E.A: İnsanının yaratıcılığını ve zekasını her daim açık tutuyor. İşleyen demir ışıldar. Zeka da öyle bir şey, kullanmadıkça olduğu yerde kalır. Biz burada sürekli beyin fırtınası yapıyoruz. Hepimizin algıları çok açık. Zaten işimizin temelinde gözlem yapmak var. Çok iyi oyunculardan oluşuyor ekip. Çok şey öğreniyorum ben. Hepimiz birbirimizi teşvik ediyoruz, yeni bir şeyler yapmak adına. Kimse birbirini baltalamıyor, hevesini kırmıyor. Bu işle beraber hepimizin geliştiğini düşünüyorum ben.
A.A: Söylediğim şeyin bu hafta değilse bile 2-3 hafta sonra birinin aklına gireceğini biliyorum. O yüzden de müthiş keyif alıyorum.

* Yönetmen Onur Ünlü’yle çalışmak nasıl?
E.A: Onur her şeyden önce çok kafa dengi, güvendiğim ve anlaşabildiğim bir insan.

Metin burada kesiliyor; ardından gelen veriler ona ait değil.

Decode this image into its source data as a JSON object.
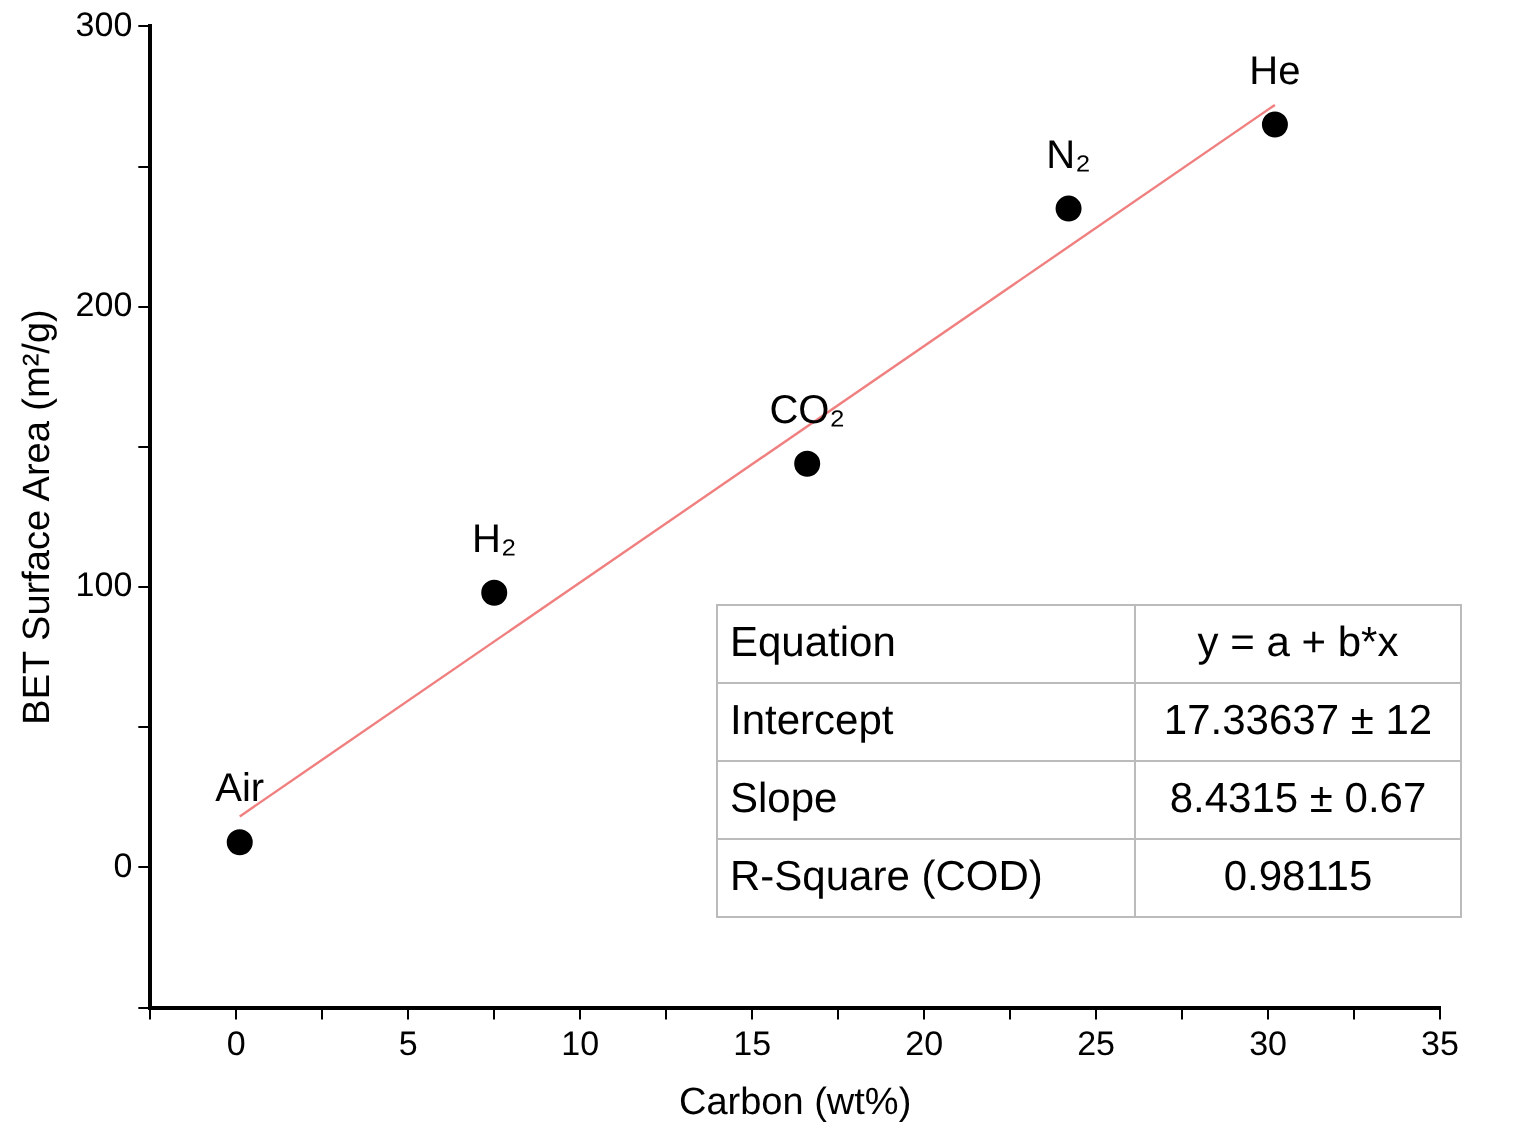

Beğendiğim bir yönetmen, senarist olduğunu söylemeye gerek bile duymuyorum. Onur’la çalışmaktan zevk alıyorum. Ve hep söylüyorum: Onur’un olduğu işte ben de olurum.
A.A: Onur benim arkadaşım. Beni anlayan insanların yanında olmayı severim. Çünkü benim bile anlayamadığım taraflarım var.

Haberin Devamı


Proje var, zaman yok
Ali Atay, yeni projeleriyle ilgili, “Dizi bitince ‘Leyla ile Mecnun’un filmini çekeceğiz. Senaryosunu Ertan Saban’la yazdığım bir iş var, her şey hazır. Ama vaktim olmadığı için çekemiyoruz. ‘40’ filmini çok önce çektik mesela. Şimdi vizyona girdi, festival festival dolaştı. Serkan Keskin’le bir de oyun projemiz var önümüzdeki sezon için” dedi.

“Rekabet bana çok uzak”
Ezgi Asaroğlu, Sinem Kobal’la ezeli rakip oldukları haberlerine, “Haberim yok. İyi ki de haberim yokmuş. Ciddiye alınacak bir haber değil. Zaten rekabet konusu bana çok uzak. Kendime yakın bulmadığım bir kelime ‘rakip’ kelimesi. Hele oyunculuk söz konusu olduğunda hiç kimse için böyle bir şey söz konusu olamaz bence” diye yanıt verdi.